The first few hours in my new country consisted of commenting about the humid heat, being relieved to have wifi at the airport and being picked up by the Progressio staff to be told we will be involved in some exciting ice-breakers.

For me, the word ice-breaker naturally makes me groan and fills me with sweats of anticipation of what on earth are people going to make me do. However, I do understand the importance of them, especially when there is an apparent language barrier and you know the successfulness of your project depends on the entire team working well. It is also worth noting, ice-breakers provide a platform in which friendships can be made through shared silly experiences. 

When we arrived to El Hatillo for our orientation training, the organisers and team leaders had planned many ice-breakers also known as ‘dinamicas’, a word that becomes very familiar, in order for the national and international volunteers to mix. Activities on the first day included playing with water balloons and a modified group game of rock-paper-scissors, which involved Samson, a lion and Delilah. These games were fun, but I am going to explore an alternative ice-breaker, which I feel worked like a charm. A fun but simple game of cards! Cards are universal, it doesn’t matter if you have a language barrier, as long as you can sort of communicate the rules you’re set to go!

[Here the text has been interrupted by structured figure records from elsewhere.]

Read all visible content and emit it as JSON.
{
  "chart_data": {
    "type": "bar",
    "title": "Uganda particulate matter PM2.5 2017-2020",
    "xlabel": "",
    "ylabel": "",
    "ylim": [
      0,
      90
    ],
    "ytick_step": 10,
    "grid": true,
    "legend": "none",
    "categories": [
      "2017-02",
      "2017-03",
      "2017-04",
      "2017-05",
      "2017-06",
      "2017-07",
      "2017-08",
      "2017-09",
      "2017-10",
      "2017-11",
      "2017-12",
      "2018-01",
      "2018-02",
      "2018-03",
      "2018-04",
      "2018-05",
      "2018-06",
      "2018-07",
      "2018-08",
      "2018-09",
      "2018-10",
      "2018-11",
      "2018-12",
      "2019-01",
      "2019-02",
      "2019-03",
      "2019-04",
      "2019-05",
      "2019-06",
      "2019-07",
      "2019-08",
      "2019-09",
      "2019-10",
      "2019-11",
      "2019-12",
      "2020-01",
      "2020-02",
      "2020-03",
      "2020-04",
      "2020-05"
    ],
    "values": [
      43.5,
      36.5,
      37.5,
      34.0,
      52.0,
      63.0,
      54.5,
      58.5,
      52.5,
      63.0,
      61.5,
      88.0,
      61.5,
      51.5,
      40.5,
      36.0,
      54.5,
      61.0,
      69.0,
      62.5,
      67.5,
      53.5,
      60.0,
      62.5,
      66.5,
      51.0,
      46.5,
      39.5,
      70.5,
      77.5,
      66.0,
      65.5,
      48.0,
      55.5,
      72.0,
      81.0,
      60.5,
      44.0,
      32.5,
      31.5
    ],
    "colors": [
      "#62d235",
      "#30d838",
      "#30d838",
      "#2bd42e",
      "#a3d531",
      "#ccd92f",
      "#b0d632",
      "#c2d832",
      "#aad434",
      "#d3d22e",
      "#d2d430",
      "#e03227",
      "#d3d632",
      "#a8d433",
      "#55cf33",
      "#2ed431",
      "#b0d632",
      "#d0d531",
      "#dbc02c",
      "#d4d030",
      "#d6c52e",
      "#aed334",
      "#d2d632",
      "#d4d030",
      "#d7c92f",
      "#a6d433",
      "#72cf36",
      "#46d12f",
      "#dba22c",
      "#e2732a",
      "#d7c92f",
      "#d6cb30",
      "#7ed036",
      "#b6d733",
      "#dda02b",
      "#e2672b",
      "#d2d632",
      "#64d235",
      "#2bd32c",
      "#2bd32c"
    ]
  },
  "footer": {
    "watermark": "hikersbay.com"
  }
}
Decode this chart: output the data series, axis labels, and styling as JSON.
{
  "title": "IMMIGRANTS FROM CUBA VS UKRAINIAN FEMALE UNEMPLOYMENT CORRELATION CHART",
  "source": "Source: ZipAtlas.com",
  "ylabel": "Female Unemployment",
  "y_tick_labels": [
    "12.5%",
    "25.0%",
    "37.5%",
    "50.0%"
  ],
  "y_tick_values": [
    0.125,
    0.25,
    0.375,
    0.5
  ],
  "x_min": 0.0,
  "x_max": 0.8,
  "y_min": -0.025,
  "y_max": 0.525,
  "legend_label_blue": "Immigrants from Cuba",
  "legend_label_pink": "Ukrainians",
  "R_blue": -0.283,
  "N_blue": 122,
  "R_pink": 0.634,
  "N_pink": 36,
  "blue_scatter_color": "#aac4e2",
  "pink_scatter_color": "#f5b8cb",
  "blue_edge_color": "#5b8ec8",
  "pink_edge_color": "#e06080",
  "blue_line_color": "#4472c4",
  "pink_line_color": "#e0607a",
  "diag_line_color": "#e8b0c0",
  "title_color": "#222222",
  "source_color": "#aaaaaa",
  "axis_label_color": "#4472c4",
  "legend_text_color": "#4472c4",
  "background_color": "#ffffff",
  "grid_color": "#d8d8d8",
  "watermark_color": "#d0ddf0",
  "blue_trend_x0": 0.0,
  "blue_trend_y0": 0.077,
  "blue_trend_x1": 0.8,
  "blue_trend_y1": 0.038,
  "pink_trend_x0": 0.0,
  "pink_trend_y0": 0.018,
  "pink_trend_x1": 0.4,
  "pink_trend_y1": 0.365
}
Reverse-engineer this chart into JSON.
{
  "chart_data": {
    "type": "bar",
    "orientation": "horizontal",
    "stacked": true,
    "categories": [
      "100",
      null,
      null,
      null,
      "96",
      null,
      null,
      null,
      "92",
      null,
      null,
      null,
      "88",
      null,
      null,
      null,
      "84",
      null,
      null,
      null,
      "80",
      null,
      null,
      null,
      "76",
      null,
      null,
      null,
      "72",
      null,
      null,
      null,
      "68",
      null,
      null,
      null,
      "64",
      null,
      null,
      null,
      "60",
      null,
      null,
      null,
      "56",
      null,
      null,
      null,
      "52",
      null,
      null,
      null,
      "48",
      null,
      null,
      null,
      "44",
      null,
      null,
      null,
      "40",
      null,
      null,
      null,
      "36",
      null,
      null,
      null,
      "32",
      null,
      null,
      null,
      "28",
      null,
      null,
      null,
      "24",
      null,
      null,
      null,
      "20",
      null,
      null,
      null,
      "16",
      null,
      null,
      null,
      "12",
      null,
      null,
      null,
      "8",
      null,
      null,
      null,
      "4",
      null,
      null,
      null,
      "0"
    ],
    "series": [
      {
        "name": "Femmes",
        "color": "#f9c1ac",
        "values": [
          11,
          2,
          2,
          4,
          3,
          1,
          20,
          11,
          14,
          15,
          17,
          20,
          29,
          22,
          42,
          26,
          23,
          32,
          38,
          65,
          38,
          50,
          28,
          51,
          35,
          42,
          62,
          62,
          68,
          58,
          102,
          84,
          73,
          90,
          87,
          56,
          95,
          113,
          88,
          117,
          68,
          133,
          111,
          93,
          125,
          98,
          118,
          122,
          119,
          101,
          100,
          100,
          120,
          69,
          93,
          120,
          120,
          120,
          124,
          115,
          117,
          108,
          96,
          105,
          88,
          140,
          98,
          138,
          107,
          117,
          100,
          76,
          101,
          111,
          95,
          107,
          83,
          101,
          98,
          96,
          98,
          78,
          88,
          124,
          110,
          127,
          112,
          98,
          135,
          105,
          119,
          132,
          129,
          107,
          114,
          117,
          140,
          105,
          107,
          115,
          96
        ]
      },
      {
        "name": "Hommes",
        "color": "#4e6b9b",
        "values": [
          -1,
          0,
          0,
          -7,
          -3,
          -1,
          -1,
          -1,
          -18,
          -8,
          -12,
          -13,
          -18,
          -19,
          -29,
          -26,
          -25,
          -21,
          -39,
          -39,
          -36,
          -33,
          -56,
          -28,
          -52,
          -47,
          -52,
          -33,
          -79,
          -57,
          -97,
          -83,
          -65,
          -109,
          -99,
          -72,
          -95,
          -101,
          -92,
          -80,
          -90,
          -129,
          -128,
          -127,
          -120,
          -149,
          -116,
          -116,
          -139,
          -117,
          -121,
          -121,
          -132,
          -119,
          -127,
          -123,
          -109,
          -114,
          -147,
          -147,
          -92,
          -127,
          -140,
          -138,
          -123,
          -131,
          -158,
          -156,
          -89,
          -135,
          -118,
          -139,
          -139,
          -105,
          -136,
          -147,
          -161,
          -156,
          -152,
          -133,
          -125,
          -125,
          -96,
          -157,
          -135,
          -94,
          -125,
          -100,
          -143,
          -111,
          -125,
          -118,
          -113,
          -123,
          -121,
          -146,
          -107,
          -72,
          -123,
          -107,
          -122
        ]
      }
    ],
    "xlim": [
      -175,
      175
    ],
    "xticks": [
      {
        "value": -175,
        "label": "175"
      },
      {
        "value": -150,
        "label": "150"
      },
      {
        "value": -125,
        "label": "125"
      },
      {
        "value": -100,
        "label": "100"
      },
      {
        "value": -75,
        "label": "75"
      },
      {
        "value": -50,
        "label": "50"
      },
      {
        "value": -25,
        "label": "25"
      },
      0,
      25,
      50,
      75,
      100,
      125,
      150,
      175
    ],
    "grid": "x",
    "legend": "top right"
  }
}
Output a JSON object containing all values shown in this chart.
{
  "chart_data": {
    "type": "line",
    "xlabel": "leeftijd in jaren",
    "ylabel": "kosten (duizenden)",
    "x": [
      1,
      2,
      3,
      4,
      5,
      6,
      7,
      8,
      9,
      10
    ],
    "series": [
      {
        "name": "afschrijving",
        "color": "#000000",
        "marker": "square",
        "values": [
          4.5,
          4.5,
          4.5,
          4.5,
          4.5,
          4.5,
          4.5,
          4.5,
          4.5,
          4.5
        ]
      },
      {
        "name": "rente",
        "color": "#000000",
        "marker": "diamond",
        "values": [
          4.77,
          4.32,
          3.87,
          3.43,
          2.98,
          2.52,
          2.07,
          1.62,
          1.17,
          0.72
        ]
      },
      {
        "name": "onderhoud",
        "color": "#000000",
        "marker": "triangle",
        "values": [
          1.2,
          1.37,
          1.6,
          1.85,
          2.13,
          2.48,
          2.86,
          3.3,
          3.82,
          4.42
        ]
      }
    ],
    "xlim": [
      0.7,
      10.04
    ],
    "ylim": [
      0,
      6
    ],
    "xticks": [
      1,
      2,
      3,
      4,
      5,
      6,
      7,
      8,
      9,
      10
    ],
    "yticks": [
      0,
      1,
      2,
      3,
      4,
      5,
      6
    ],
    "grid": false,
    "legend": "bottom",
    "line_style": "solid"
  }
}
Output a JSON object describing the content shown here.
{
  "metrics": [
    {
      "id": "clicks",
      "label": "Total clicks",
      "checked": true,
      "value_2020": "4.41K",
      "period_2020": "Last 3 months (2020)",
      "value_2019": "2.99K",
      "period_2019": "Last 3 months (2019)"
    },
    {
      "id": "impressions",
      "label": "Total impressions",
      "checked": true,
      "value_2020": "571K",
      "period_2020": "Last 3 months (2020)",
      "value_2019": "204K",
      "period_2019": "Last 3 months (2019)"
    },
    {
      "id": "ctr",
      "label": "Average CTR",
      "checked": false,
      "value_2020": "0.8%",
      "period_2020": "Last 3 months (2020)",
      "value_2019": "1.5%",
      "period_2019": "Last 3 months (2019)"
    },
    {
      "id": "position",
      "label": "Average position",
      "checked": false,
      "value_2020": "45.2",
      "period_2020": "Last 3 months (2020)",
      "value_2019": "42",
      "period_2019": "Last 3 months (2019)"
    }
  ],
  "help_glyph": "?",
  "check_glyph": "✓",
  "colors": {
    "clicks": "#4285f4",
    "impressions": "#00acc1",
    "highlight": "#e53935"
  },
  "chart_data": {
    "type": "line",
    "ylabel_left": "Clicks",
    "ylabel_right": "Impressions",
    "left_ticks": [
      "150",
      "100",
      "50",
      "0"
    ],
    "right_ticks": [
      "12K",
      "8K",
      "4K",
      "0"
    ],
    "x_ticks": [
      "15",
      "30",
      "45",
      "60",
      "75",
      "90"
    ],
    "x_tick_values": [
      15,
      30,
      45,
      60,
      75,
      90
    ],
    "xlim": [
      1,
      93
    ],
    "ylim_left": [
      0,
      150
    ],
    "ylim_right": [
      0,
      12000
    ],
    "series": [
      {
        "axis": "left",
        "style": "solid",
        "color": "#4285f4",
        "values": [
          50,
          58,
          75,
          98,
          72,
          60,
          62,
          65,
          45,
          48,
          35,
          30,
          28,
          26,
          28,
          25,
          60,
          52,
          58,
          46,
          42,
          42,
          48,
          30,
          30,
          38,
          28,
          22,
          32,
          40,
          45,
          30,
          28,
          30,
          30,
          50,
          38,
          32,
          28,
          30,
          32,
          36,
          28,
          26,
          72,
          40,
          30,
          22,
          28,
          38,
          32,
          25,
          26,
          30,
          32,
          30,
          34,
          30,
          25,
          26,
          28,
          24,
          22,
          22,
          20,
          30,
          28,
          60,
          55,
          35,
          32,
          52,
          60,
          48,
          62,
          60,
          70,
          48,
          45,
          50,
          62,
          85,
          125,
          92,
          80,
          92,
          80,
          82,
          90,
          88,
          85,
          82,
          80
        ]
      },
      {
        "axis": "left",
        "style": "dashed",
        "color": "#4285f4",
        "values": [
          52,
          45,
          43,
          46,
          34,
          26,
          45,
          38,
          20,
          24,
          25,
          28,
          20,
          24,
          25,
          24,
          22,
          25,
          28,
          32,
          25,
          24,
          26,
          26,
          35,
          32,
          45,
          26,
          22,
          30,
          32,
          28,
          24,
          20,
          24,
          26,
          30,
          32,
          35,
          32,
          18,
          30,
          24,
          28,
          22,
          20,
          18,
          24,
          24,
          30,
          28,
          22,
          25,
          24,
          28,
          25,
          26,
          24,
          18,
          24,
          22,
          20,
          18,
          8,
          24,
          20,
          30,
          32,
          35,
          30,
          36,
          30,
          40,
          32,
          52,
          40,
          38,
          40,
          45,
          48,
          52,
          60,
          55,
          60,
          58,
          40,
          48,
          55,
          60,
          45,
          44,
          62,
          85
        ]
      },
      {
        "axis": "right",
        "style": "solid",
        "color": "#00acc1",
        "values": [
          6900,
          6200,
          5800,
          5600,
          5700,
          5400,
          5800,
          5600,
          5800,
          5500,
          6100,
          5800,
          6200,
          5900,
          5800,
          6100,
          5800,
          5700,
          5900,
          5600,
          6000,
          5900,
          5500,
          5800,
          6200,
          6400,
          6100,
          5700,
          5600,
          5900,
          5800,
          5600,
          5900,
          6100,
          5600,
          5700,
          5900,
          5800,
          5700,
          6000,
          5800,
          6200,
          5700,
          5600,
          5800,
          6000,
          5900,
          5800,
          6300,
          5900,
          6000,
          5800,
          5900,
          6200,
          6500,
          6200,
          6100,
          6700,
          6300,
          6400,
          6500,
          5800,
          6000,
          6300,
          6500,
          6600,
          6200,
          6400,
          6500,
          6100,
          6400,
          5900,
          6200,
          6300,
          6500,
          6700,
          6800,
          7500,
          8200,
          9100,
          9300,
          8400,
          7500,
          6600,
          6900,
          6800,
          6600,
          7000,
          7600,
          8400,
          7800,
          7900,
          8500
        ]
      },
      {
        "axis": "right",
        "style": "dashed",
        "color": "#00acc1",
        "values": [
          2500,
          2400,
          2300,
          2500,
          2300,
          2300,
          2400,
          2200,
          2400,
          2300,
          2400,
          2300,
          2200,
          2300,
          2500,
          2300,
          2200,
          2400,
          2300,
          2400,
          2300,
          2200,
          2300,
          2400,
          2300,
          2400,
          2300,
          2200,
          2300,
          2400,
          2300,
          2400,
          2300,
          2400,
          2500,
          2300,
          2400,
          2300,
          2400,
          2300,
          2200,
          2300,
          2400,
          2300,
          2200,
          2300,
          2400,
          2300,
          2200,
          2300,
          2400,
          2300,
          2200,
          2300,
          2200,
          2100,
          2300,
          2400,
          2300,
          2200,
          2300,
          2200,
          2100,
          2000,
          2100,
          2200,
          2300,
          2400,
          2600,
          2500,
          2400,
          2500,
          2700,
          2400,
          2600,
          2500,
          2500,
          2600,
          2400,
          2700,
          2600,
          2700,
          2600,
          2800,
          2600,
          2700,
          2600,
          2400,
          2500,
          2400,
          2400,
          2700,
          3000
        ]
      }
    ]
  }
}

The first night we started with a friendly game, made up with two packs of cards. Laughter erupted pretty soon into the game when we looked into our counterparts’ eyes and called them up on their lie, all the trust already broken but mended with a cheeky smirk. The game was virtually impossible to win, the use of an inappropriate word broke down any barrier with fits of giggles and added to the nationals’ English vocabulary, even if it was for the worst.

UK and national volunteers playing a game of spoons aka ‘cuchara’ during the orientation week.

For the second night, the game changed to spoons. The nationals were pros at this game but it remained unfamiliar to a few of the UK volunteers. Interest soon grew as cards were being thrown around and plastic spoons thrown across while participants desperately try to grab them. By the next night, most volunteers were involved in this game. Our laughter gained momentum to the point in which we were told off. It’s fair to say ‘cuchara’ soon became an important word, thrown about not only to start a game, but even as a friendly pet name. I think by this point, all ice was broken and friendships solidified.